E aggiunge: «Le donne non sono solidali, in maniera abbastanza dichiarata. Io non ho niente da insegnare a nessuno, ma non sono antagonista per natura e gli altri non dovrebbero esserlo in generale. Non mi occupo e non giudico le vite degli altri che non conosco, ma nessuno sa della vita intima degli altri. Io sarò sempre gentile con queste persone, non perché sono falsa ma per il fatto che sono educata».
La parola al cast
«Io vivo lo stesso bullismo che ha vissuto Giovanna. Mi chiedono spesso di perdere peso. Io per fortuna ho un buon carattere e cerco di essere autoironica, che è anche la mia difesa quando vengo bullizzata, prendo in giro la situazione per stemparare. L’unico modo è ridere di me o della situazione, ma è una continua mancanza di rispetto ed educazione. Se questo corto può fare sentire a disagio queste persone per noi è già un risultato» – dice Carolina Crescentini – «Si parla tanto di emancipazione, ma si continua con queste chiacchiere da bar. Ci sono delle mie colleghe che, per non fare la prova abiti e non vivere quella umiliazione, si rivolge al vintage per non stare in questo gioco cattivissimo. E questo non è giusto. Noi siamo chiamate a fare il nostro lavoro per quello che possiamo portare emotivamente, cosa che dovrebbe essere più importante del giro vita. Penso sia arrivato il momento di mettere certe persone al loro posto».
Cosa dice la parte maschile del cast? «Questo progetto ci ha permesso di trattare il tema in maniera specifica, ovvero nel nostro mondo che si nutre tanto anche del chiacchiericcio, che fa passare in secondo piano il talento» – sottolinea Massimiliano Caiazzo – «Per me è stato un regalo affrontare questo tema dal punto di vista con un personaggio empatico. L’arte magari non può cambiare le cose, ma scuotere le persone si».

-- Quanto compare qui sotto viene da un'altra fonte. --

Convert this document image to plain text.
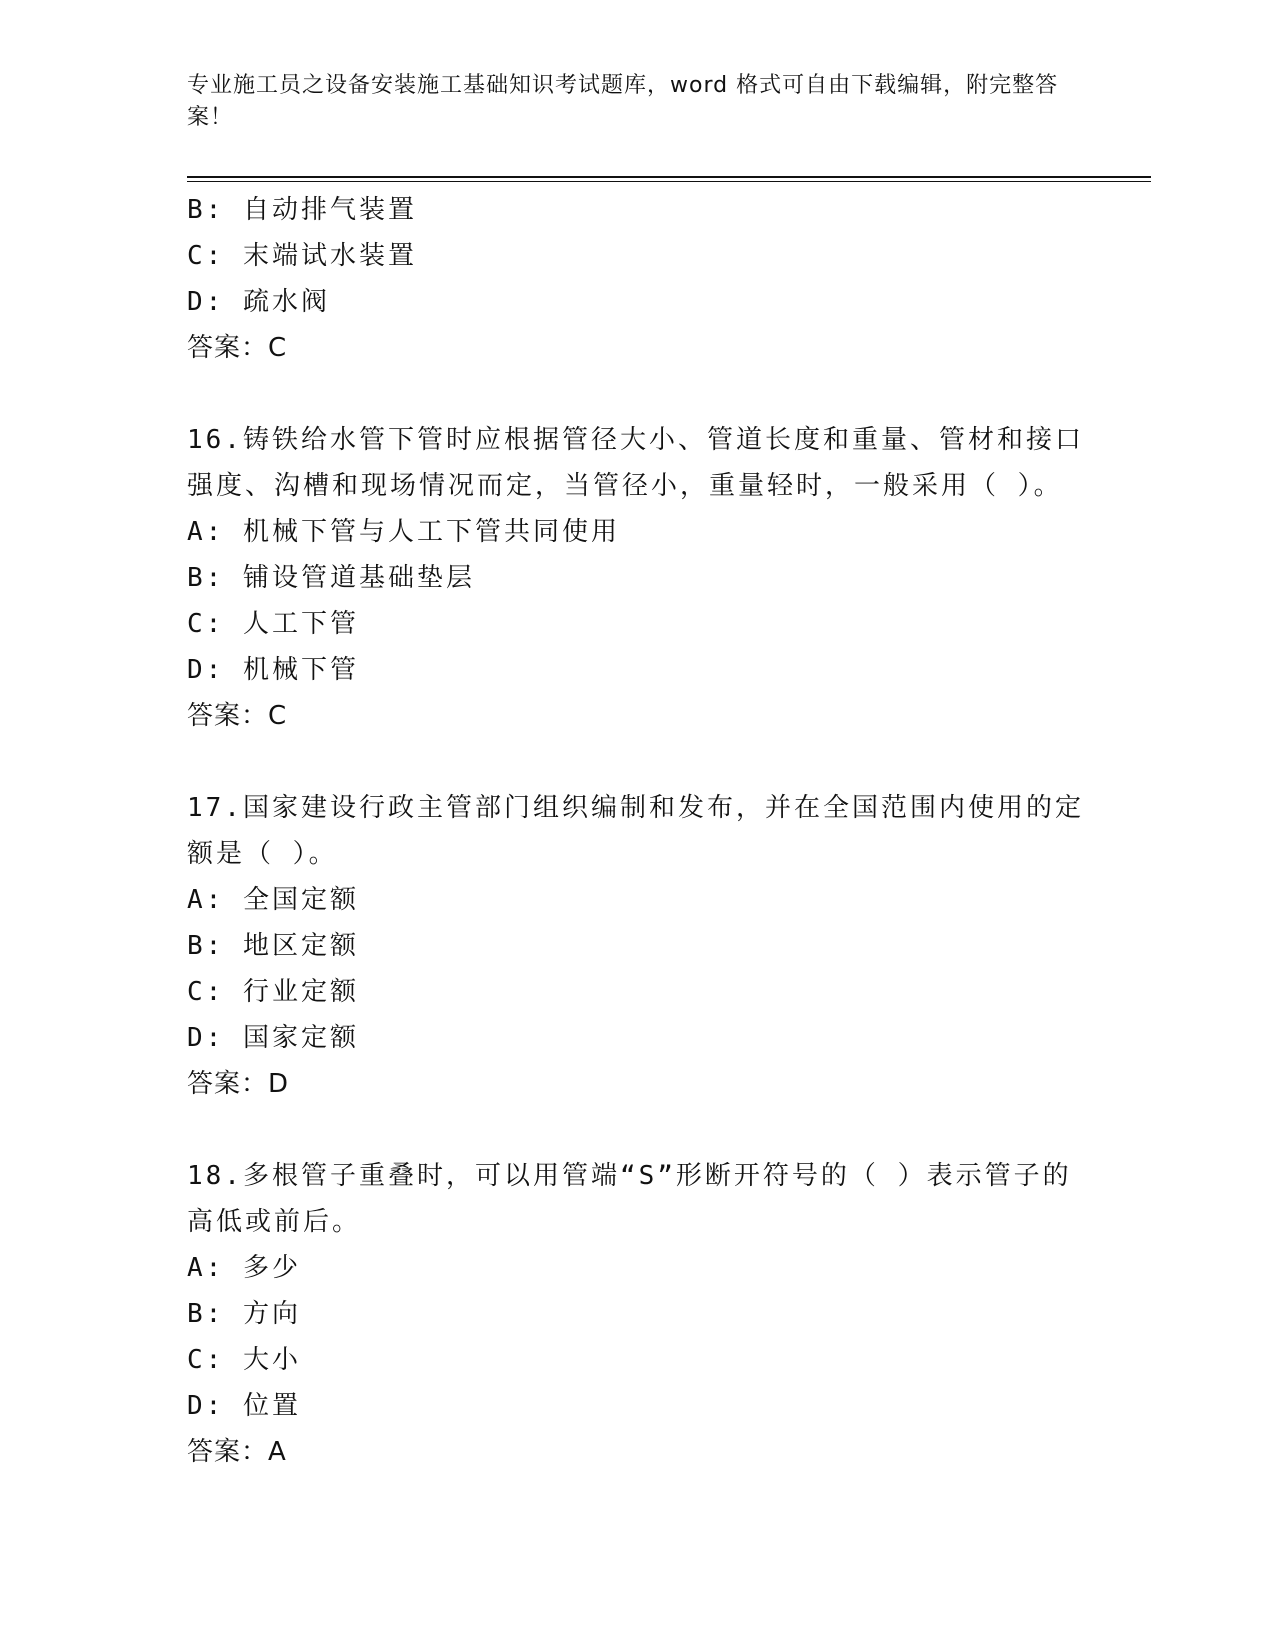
专业施工员之设备安装施工基础知识考试题库，word 格式可自由下载编辑，附完整答案！
B: 自动排气装置
C: 末端试水装置
D: 疏水阀
答案：C
16.铸铁给水管下管时应根据管径大小、管道长度和重量、管材和接口
强度、沟槽和现场情况而定，当管径小，重量轻时，一般采用（ ）。
A: 机械下管与人工下管共同使用
B: 铺设管道基础垫层
C: 人工下管
D: 机械下管
答案：C
17.国家建设行政主管部门组织编制和发布，并在全国范围内使用的定
额是（ ）。
A: 全国定额
B: 地区定额
C: 行业定额
D: 国家定额
答案：D
18.多根管子重叠时，可以用管端“S”形断开符号的（ ）表示管子的
高低或前后。
A: 多少
B: 方向
C: 大小
D: 位置
答案：A
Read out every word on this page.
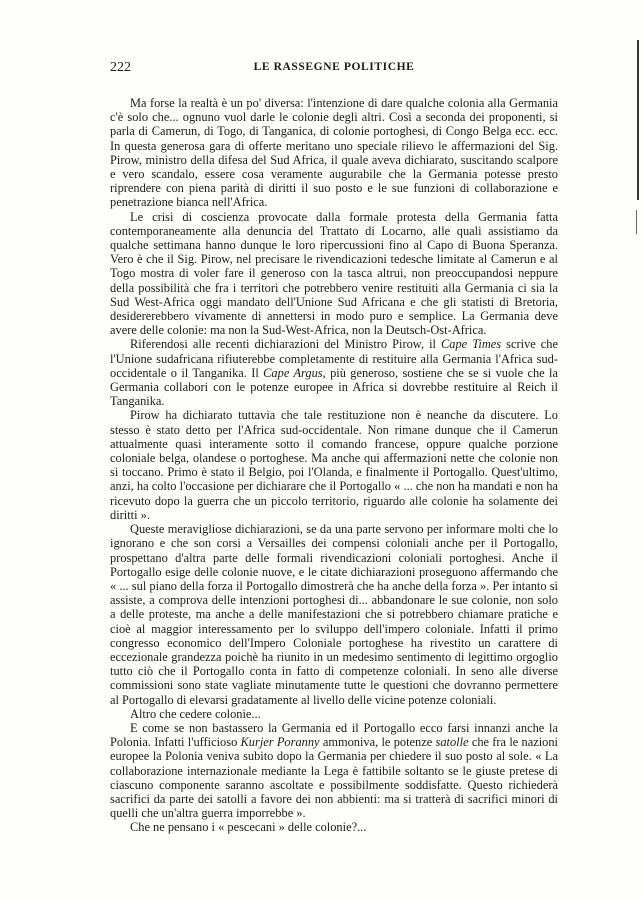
222	LE RASSEGNE POLITICHE

Ma forse la realtà è un po' diversa: l'intenzione di dare qualche colonia alla Germania c'è solo che... ognuno vuol darle le colonie degli altri. Così a seconda dei proponenti, si parla di Camerun, di Togo, di Tanganica, di colonie portoghesi, di Congo Belga ecc. ecc. In questa generosa gara di offerte meritano uno speciale rilievo le affermazioni del Sig. Pirow, ministro della difesa del Sud Africa, il quale aveva dichiarato, suscitando scalpore e vero scandalo, essere cosa veramente augurabile che la Germania potesse presto riprendere con piena parità di diritti il suo posto e le sue funzioni di collaborazione e penetrazione bianca nell'Africa.

Le crisi di coscienza provocate dalla formale protesta della Germania fatta contemporaneamente alla denuncia del Trattato di Locarno, alle quali assistiamo da qualche settimana hanno dunque le loro ripercussioni fino al Capo di Buona Speranza. Vero è che il Sig. Pirow, nel precisare le rivendicazioni tedesche limitate al Camerun e al Togo mostra di voler fare il generoso con la tasca altrui, non preoccupandosi neppure della possibilità che fra i territori che potrebbero venire restituiti alla Germania ci sia la Sud West-Africa oggi mandato dell'Unione Sud Africana e che gli statisti di Bretoria, desidererebbero vivamente di annettersi in modo puro e semplice. La Germania deve avere delle colonie: ma non la Sud-West-Africa, non la Deutsch-Ost-Africa.

Riferendosi alle recenti dichiarazioni del Ministro Pirow, il Cape Times scrive che l'Unione sudafricana rifiuterebbe completamente di restituire alla Germania l'Africa sud-occidentale o il Tanganika. Il Cape Argus, più generoso, sostiene che se si vuole che la Germania collabori con le potenze europee in Africa si dovrebbe restituire al Reich il Tanganika.

Pirow ha dichiarato tuttavia che tale restituzione non è neanche da discutere. Lo stesso è stato detto per l'Africa sud-occidentale. Non rimane dunque che il Camerun attualmente quasi interamente sotto il comando francese, oppure qualche porzione coloniale belga, olandese o portoghese. Ma anche qui affermazioni nette che colonie non si toccano. Primo è stato il Belgio, poi l'Olanda, e finalmente il Portogallo. Quest'ultimo, anzi, ha colto l'occasione per dichiarare che il Portogallo « ... che non ha mandati e non ha ricevuto dopo la guerra che un piccolo territorio, riguardo alle colonie ha solamente dei diritti ».

Queste meravigliose dichiarazioni, se da una parte servono per informare molti che lo ignorano e che son corsi a Versailles dei compensi coloniali anche per il Portogallo, prospettano d'altra parte delle formali rivendicazioni coloniali portoghesi. Anche il Portogallo esige delle colonie nuove, e le citate dichiarazioni proseguono affermando che « ... sul piano della forza il Portogallo dimostrerà che ha anche della forza ». Per intanto si assiste, a comprova delle intenzioni portoghesi di... abbandonare le sue colonie, non solo a delle proteste, ma anche a delle manifestazioni che si potrebbero chiamare pratiche e cioè al maggior interessamento per lo sviluppo dell'impero coloniale. Infatti il primo congresso economico dell'Impero Coloniale portoghese ha rivestito un carattere di eccezionale grandezza poichè ha riunito in un medesimo sentimento di legittimo orgoglio tutto ciò che il Portogallo conta in fatto di competenze coloniali. In seno alle diverse commissioni sono state vagliate minutamente tutte le questioni che dovranno permettere al Portogallo di elevarsi gradatamente al livello delle vicine potenze coloniali.

Altro che cedere colonie...

E come se non bastassero la Germania ed il Portogallo ecco farsi innanzi anche la Polonia. Infatti l'ufficioso Kurjer Poranny ammoniva, le potenze satolle che fra le nazioni europee la Polonia veniva subito dopo la Germania per chiedere il suo posto al sole. « La collaborazione internazionale mediante la Lega è fattibile soltanto se le giuste pretese di ciascuno componente saranno ascoltate e possibilmente soddisfatte. Questo richiederà sacrifici da parte dei satolli a favore dei non abbienti: ma si tratterà di sacrifici minori di quelli che un'altra guerra imporrebbe ».

Che ne pensano i « pescecani » delle colonie?...
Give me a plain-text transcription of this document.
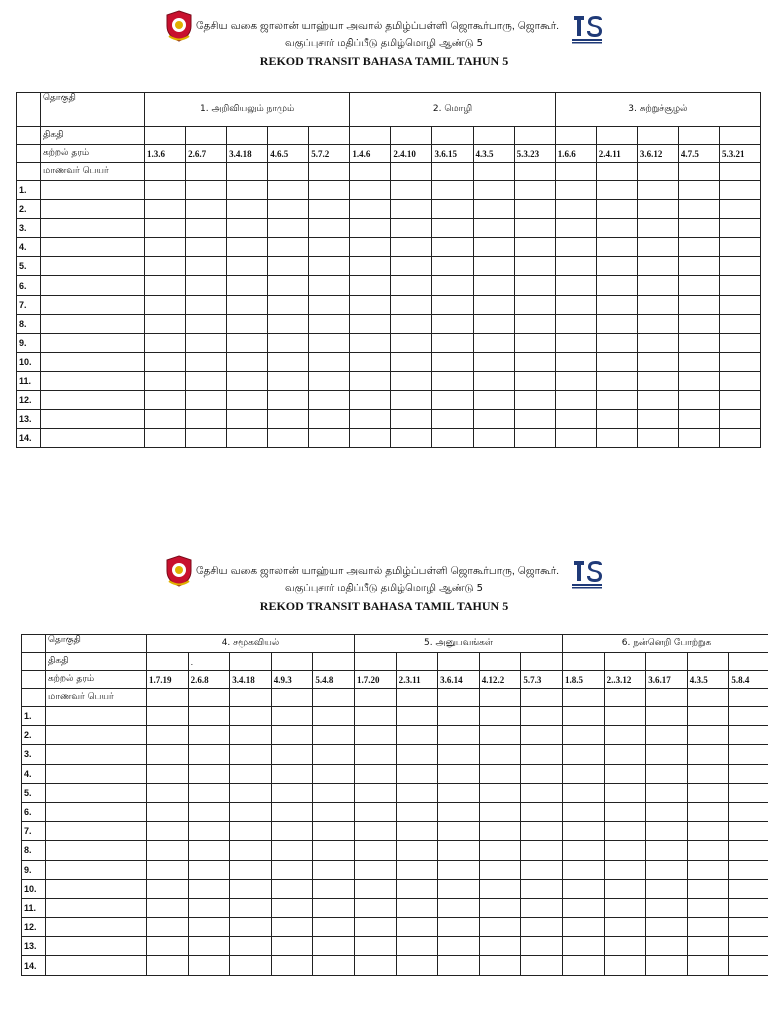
தேசிய வகை ஜாலான் யாஹ்யா அவால் தமிழ்ப்பள்ளி ஜொகூர்பாரு, ஜொகூர்.
வகுப்புசார் மதிப்பீடு தமிழ்மொழி ஆண்டு 5
REKOD TRANSIT BAHASA TAMIL TAHUN 5
தேசிய வகை ஜாலான் யாஹ்யா அவால் தமிழ்ப்பள்ளி ஜொகூர்பாரு, ஜொகூர்.
வகுப்புசார் மதிப்பீடு தமிழ்மொழி ஆண்டு 5
REKOD TRANSIT BAHASA TAMIL TAHUN 5
	தொகுதி	1. அறிவியலும் நாமும்					2. மொழி					3. சுற்றுச்சூழல்				
	திகதி															
	கற்றல் தரம்	1.3.6	2.6.7	3.4.18	4.6.5	5.7.2	1.4.6	2.4.10	3.6.15	4.3.5	5.3.23	1.6.6	2.4.11	3.6.12	4.7.5	5.3.21
	மாணவர் பெயர்															
1.																
2.																
3.																
4.																
5.																
6.																
7.																
8.																
9.																
10.																
11.																
12.																
13.																
14.																
	தொகுதி	4. சமூகவியல்					5. அனுபவங்கள்					6. நன்னெறி போற்றுக				
	திகதி		.													
	கற்றல் தரம்	1.7.19	2.6.8	3.4.18	4.9.3	5.4.8	1.7.20	2.3.11	3.6.14	4.12.2	5.7.3	1.8.5	2..3.12	3.6.17	4.3.5	5.8.4
	மாணவர் பெயர்															
1.																
2.																
3.																
4.																
5.																
6.																
7.																
8.																
9.																
10.																
11.																
12.																
13.																
14.																
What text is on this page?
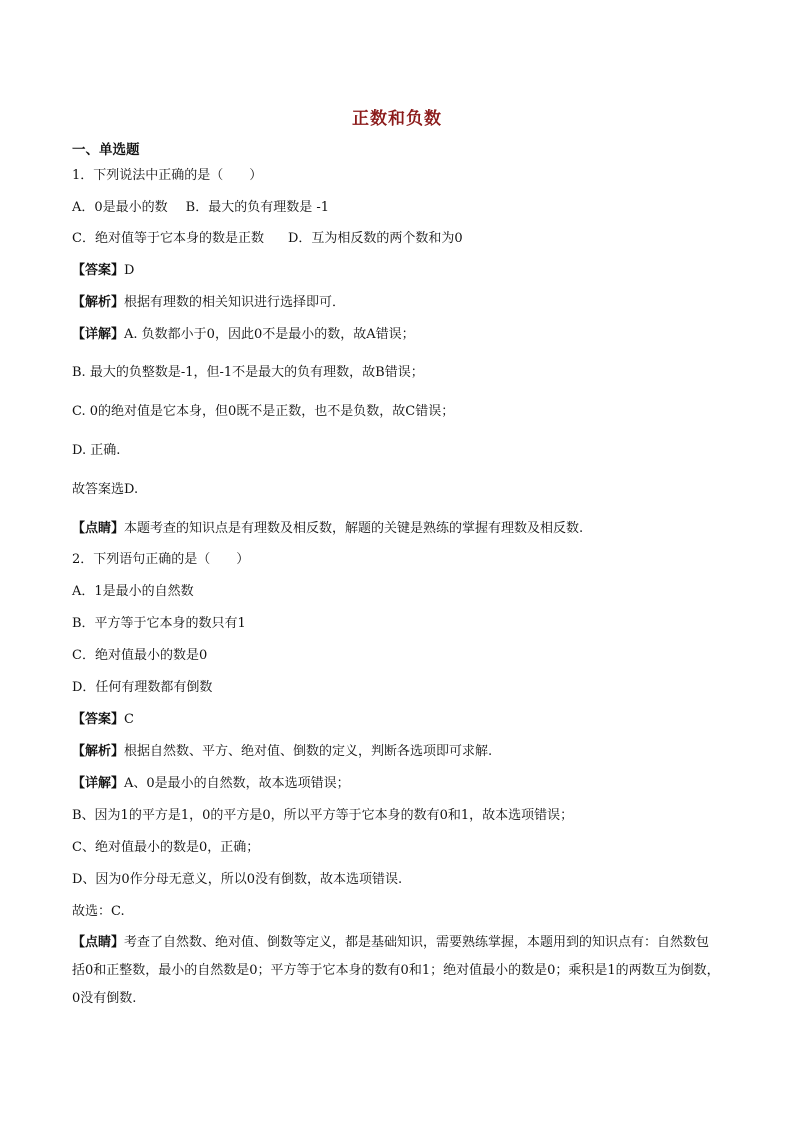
正数和负数
一、单选题
1．下列说法中正确的是（　　）
A．0是最小的数 B．最大的负有理数是 -1
C．绝对值等于它本身的数是正数 D．互为相反数的两个数和为0
【答案】D
【解析】根据有理数的相关知识进行选择即可．
【详解】A. 负数都小于0，因此0不是最小的数，故A错误；
B. 最大的负整数是-1，但-1不是最大的负有理数，故B错误；
C. 0的绝对值是它本身，但0既不是正数，也不是负数，故C错误；
D. 正确.
故答案选D.
【点睛】本题考查的知识点是有理数及相反数，解题的关键是熟练的掌握有理数及相反数.
2．下列语句正确的是（　　）
A．1是最小的自然数
B．平方等于它本身的数只有1
C．绝对值最小的数是0
D．任何有理数都有倒数
【答案】C
【解析】根据自然数、平方、绝对值、倒数的定义，判断各选项即可求解.
【详解】A、0是最小的自然数，故本选项错误；
B、因为1的平方是1，0的平方是0，所以平方等于它本身的数有0和1，故本选项错误；
C、绝对值最小的数是0，正确；
D、因为0作分母无意义，所以0没有倒数，故本选项错误.
故选：C.
【点睛】考查了自然数、绝对值、倒数等定义，都是基础知识，需要熟练掌握，本题用到的知识点有：自然数包括0和正整数，最小的自然数是0；平方等于它本身的数有0和1；绝对值最小的数是0；乘积是1的两数互为倒数，0没有倒数.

«Io sono dentro a questa operazione per due motivi: l’amicizia fraterna con Giovanna (che dura da trent’anni) e la mia militanza maschile nella questione di genere» – dice invece Marco Bonini – «L’emancipazione femminile va avanti dagli anni’60, quella maschile non è mai partita. Dobbiamo cambiare il paradigma che veda il maschile e il femminile non attraverso una forma estetica, ma attraverso una relazione, deve prevedere una nuova idea di maschile che non c’è».